RFC: Query a Knowledge base from Ketty
Context
Booksprints (a Ketty Community member sponsoring this feature) facilitate writing a book in 5 days. The organisations that they work with have existing content that they access and use during the writing process. It would be beneficial to access this knowledge base (KB) from within the relevant chapter and query it via prompts during the writing process.
A knowledge base may include various kinds of structured and unstructured data; text-based materials such as manuals and books; and images, audio, and video content.
Here's a basic example prompt and response, assuming I'm writing a company handbook for an organisation that manufactures cars:
- Prompt: How many models of cars does XYZ company make?

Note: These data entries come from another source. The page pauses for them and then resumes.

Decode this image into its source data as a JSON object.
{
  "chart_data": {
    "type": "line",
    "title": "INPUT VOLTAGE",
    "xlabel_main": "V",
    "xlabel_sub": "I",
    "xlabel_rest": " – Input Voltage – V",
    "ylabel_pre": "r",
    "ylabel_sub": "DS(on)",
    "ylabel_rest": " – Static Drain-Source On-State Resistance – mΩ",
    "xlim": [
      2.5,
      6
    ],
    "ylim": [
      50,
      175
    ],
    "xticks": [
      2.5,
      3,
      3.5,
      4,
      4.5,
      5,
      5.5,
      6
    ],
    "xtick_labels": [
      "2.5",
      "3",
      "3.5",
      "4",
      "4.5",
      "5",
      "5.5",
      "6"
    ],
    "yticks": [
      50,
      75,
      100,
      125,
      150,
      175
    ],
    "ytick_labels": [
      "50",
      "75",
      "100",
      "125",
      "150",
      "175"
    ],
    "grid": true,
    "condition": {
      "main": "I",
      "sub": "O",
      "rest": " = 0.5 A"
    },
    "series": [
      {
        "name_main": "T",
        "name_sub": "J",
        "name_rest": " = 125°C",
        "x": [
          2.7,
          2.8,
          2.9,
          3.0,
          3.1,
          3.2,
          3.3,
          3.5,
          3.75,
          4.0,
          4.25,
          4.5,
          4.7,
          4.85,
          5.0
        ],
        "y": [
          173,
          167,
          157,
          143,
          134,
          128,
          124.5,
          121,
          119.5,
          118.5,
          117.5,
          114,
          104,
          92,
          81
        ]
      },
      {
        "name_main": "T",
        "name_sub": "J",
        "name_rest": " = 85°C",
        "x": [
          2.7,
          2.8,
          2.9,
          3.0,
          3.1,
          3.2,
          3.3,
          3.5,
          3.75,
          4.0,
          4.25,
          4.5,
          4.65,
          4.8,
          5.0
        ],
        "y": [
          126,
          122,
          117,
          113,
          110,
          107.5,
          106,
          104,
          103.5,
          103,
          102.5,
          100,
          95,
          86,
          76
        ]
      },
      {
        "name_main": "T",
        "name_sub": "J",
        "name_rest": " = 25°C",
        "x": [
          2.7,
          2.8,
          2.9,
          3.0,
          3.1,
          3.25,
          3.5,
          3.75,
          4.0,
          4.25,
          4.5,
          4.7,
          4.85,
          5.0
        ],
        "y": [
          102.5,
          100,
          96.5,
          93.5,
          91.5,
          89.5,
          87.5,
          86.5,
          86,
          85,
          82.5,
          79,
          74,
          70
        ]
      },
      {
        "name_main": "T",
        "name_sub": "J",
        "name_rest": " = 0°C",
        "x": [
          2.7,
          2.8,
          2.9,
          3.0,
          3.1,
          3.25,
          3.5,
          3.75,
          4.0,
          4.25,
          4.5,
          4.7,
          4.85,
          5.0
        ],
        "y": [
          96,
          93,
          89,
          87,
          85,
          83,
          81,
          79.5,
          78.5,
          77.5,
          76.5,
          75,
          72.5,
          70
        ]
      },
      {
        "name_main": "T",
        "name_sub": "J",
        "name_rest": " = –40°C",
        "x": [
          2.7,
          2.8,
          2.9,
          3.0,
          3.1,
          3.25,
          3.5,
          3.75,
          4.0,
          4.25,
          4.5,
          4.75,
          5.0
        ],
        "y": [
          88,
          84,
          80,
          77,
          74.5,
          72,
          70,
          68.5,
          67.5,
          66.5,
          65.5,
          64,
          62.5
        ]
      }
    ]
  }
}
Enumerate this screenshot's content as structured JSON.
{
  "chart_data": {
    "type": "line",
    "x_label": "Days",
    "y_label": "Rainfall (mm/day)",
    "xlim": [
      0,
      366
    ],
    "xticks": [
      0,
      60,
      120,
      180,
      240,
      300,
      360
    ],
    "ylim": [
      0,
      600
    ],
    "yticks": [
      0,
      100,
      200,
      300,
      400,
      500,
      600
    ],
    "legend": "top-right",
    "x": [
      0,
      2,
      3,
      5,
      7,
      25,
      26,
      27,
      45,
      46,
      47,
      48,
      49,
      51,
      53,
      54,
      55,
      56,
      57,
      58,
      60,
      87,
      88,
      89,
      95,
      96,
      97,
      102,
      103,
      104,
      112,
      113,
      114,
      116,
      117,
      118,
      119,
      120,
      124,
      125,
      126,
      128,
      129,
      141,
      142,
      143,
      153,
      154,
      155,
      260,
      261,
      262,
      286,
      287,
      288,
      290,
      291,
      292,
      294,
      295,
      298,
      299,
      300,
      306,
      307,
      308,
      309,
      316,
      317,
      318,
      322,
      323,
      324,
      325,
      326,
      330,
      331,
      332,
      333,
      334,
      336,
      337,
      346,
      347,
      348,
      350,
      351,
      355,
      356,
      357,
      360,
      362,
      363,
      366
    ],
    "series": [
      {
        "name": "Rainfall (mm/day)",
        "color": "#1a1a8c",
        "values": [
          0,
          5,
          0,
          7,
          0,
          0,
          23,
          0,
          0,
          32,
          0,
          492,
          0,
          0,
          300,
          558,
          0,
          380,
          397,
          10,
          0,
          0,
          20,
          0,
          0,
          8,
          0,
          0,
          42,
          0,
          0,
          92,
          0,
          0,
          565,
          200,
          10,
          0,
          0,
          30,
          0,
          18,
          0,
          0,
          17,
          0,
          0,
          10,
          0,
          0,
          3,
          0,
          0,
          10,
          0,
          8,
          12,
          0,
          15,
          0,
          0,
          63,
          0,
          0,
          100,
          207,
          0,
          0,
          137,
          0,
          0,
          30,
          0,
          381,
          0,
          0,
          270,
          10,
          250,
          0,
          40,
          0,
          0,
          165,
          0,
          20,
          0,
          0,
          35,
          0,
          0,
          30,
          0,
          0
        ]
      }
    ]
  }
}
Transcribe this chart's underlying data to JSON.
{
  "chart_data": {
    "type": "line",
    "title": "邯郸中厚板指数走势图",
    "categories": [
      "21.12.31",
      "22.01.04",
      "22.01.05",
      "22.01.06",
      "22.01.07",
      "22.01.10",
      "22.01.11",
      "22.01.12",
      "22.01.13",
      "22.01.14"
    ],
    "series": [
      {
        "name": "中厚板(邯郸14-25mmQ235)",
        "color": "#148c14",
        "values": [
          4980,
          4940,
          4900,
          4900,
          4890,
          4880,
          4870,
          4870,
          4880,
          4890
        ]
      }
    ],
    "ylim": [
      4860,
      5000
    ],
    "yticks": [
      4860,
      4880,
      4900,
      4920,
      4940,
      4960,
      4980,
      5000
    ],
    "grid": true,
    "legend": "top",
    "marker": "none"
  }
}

- Response: XYZ company makes 20 models are cars
Beyond Booksprints' use case, any author relies on other primary and secondary sources of information at some stage during their writing phase so this feature proposal extends to multiple use cases.
Proposal
Within Ketty:
- The KB is associated at the book level.
- The book owner controls the use of KB by giving collaborators with edit-access to the book the same rights to the KB associated with the book.
- The book owner and collaborators with edit-access interact with the KB via the existing AI assistant writing tool (see docs here).
Design
User flows
Implementation (if applicable)
Since KB approaches are new and quickly evolving, we'll iterate fast outside of Ketty (in Coko's AI design studio), and then integrate into Ketty.
- 'OpenAI's Embeddings' API to create vectors from documents
- 'pgvector' extension to add and retrieve resources to the knowledgeBase (cosine similarity search), we may need to use raw() to perform vector operations with knex.
- 'HNSW' for indexing (to avoid querying the whole kb)
- After retrieving the text (in case of docx or pdf) we should split it into chunks using JS and then store (embeddings limit is about 30000 words(10 full pages))
Some useful links: 'pgvector' : Repo: useful docs including integration with embeddings api
'HNSW' : video
'possible OpenSource alternatives' : video
Tasks:
-
enable and disable KB flow -- @victormutai -
add and delete files in KB -- @MRdevTagg -
query KB -- @MRdevTagg
Alternative approaches (if applicable)
- Set up a knowledge base via Llama Index (https://www.llamaindex.ai/) or similar.
- Interacting with the knowledge base could also happen via a chatbot, this can possibly happen in later iterations: chatbot to ask the knowledge base questions, then users can copy/paste relevant responses into the Chapter of the Producer page.
Open issues (if applicable)
[Links to and a discussion of related issues, if applicable.]